Quel cauchemar quand on y repense : les confinements, les masques, la distanciation… On aurait dit un épisode de Black Mirror, mais sans le budget effets spéciaux. Et maintenant, on doit faire comme si tout était normal alors qu’on a tous un léger “vertige temporel”, une petite incohérence interne genre “attendez… comment j’ai vieilli sans rien vivre ?”.
Je crois que toute cette réflexion vient du fait que je me rends compte que je ne suis pas la seule à ressentir ça. Il y a une génération entière qui a un peu décroché du calendrier. On avance, mais on ne sait plus très bien depuis quand. C’est peut-être ça, finalement, l’expérience humaine moderne : survivre aux bugs du monde et essayer d’en rire pour ne pas en pleurer.
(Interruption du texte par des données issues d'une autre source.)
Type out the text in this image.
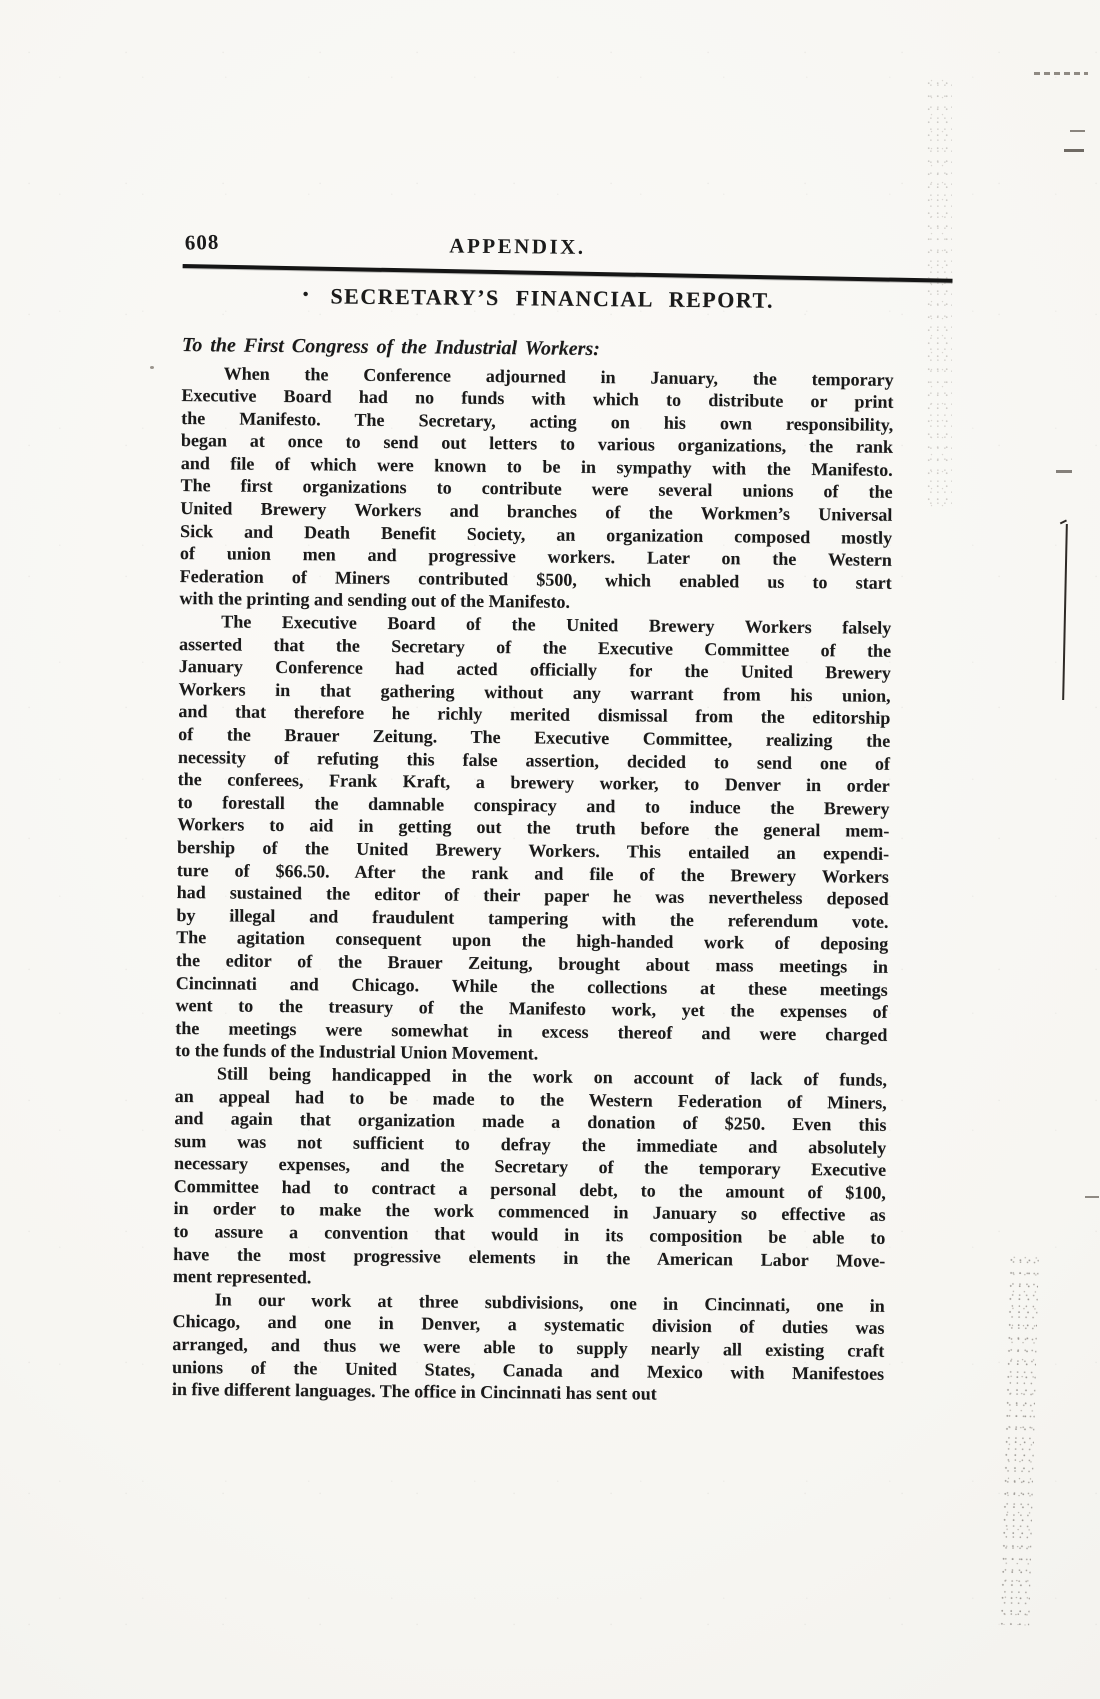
608	APPENDIX.
• SECRETARY’S FINANCIAL REPORT.
To the First Congress of the Industrial Workers:
When the Conference adjourned in January, the temporary
Executive Board had no funds with which to distribute or print
the Manifesto. The Secretary, acting on his own responsibility,
began at once to send out letters to various organizations, the rank
and file of which were known to be in sympathy with the Manifesto.
The first organizations to contribute were several unions of the
United Brewery Workers and branches of the Workmen’s Universal
Sick and Death Benefit Society, an organization composed mostly
of union men and progressive workers. Later on the Western
Federation of Miners contributed $500, which enabled us to start
with the printing and sending out of the Manifesto.
The Executive Board of the United Brewery Workers falsely
asserted that the Secretary of the Executive Committee of the
January Conference had acted officially for the United Brewery
Workers in that gathering without any warrant from his union,
and that therefore he richly merited dismissal from the editorship
of the Brauer Zeitung. The Executive Committee, realizing the
necessity of refuting this false assertion, decided to send one of
the conferees, Frank Kraft, a brewery worker, to Denver in order
to forestall the damnable conspiracy and to induce the Brewery
Workers to aid in getting out the truth before the general mem-
bership of the United Brewery Workers. This entailed an expendi-
ture of $66.50. After the rank and file of the Brewery Workers
had sustained the editor of their paper he was nevertheless deposed
by illegal and fraudulent tampering with the referendum vote.
The agitation consequent upon the high-handed work of deposing
the editor of the Brauer Zeitung, brought about mass meetings in
Cincinnati and Chicago. While the collections at these meetings
went to the treasury of the Manifesto work, yet the expenses of
the meetings were somewhat in excess thereof and were charged
to the funds of the Industrial Union Movement.
Still being handicapped in the work on account of lack of funds,
an appeal had to be made to the Western Federation of Miners,
and again that organization made a donation of $250. Even this
sum was not sufficient to defray the immediate and absolutely
necessary expenses, and the Secretary of the temporary Executive
Committee had to contract a personal debt, to the amount of $100,
in order to make the work commenced in January so effective as
to assure a convention that would in its composition be able to
have the most progressive elements in the American Labor Move-
ment represented.
In our work at three subdivisions, one in Cincinnati, one in
Chicago, and one in Denver, a systematic division of duties was
arranged, and thus we were able to supply nearly all existing craft
unions of the United States, Canada and Mexico with Manifestoes
in five different languages. The office in Cincinnati has sent out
Bref, j’essaie de remettre les pendules à l’heure, même si elles refusent obstinément de retarder de deux ou trois ans. Mais un jour, peut-être, j’arriverai à faire la paix avec tout ce temps qui m’échappe… ou je continuerai simplement à dire que j’ai 22 ans. Après tout, l’important, c’est d’y croire avec conviction.